Dahlia came up engaged with the pair on the left, and as the two from the right moved to surround her, another arrow flashed through, driving them back, and a dark form came leaping in, scimitars glowing and spinning.
Dahlia furiously pressed her momentum at the pair in front of her, her flails whirling out wide and slamming in powerfully at her opponents. She had them on their heels and meant to keep them there, relentlessly assaulting, left and right, overhand and underhand.
The Shadovar to her left flank managed to stab at her, but her left-hand flail intercepted with a backhanded block, the top pole flipping right over to wrap the sword. Her right hand came across to similarly slap and wrap the sword, and before the Shadovar could retract, Dahlia yelled and threw both her hands out wide, each flail pulling free in the same rotation, spinning the blade and thus tearing it from the swordsman’s grasp.
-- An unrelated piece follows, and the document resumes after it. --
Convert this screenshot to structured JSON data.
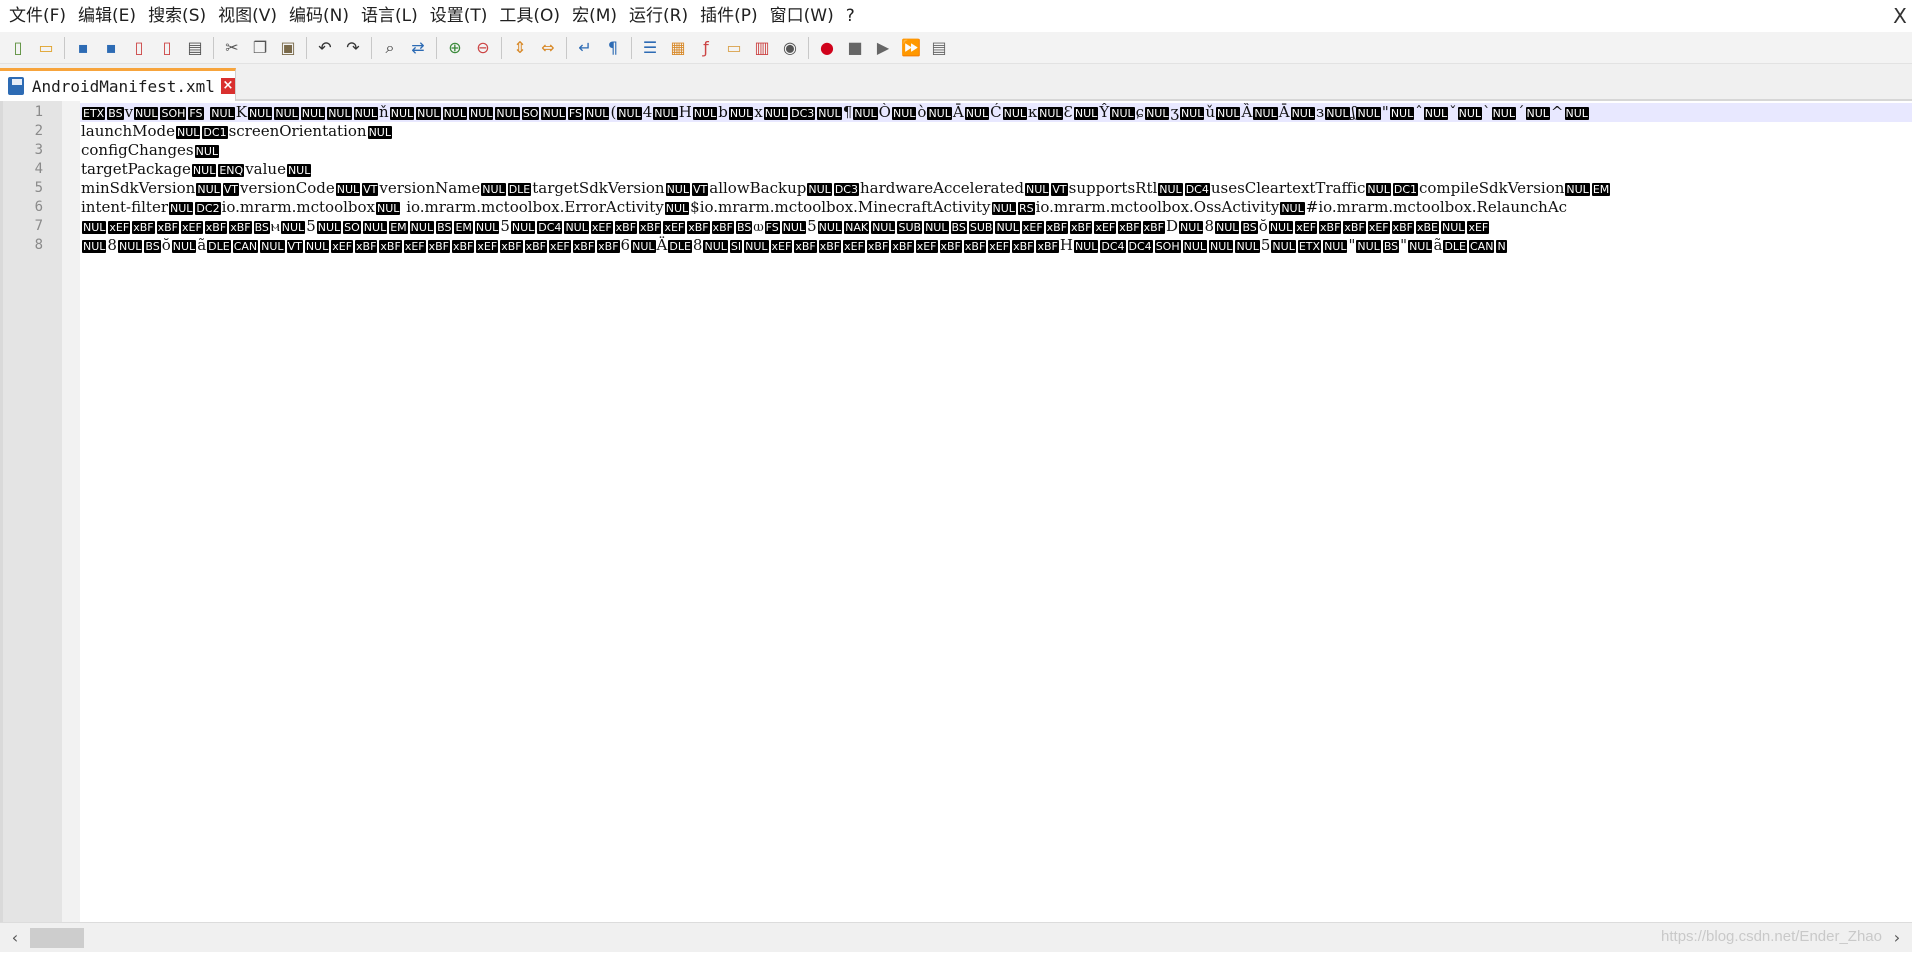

Dahlia rotated her left wrist, sending the flail in a spin, and clipped the Shadovar in the face as it came around.
Dahlia retreated from the other Shadovar at the same time, half-turning and dropping her right foot back behind her left, and with her new alignment, she brought her right hand across in front of her, bending her wrist once, twice, thrice, and snapping that second flail like a whip, the flying pole biting forth to jab the Shadovar hard in the face.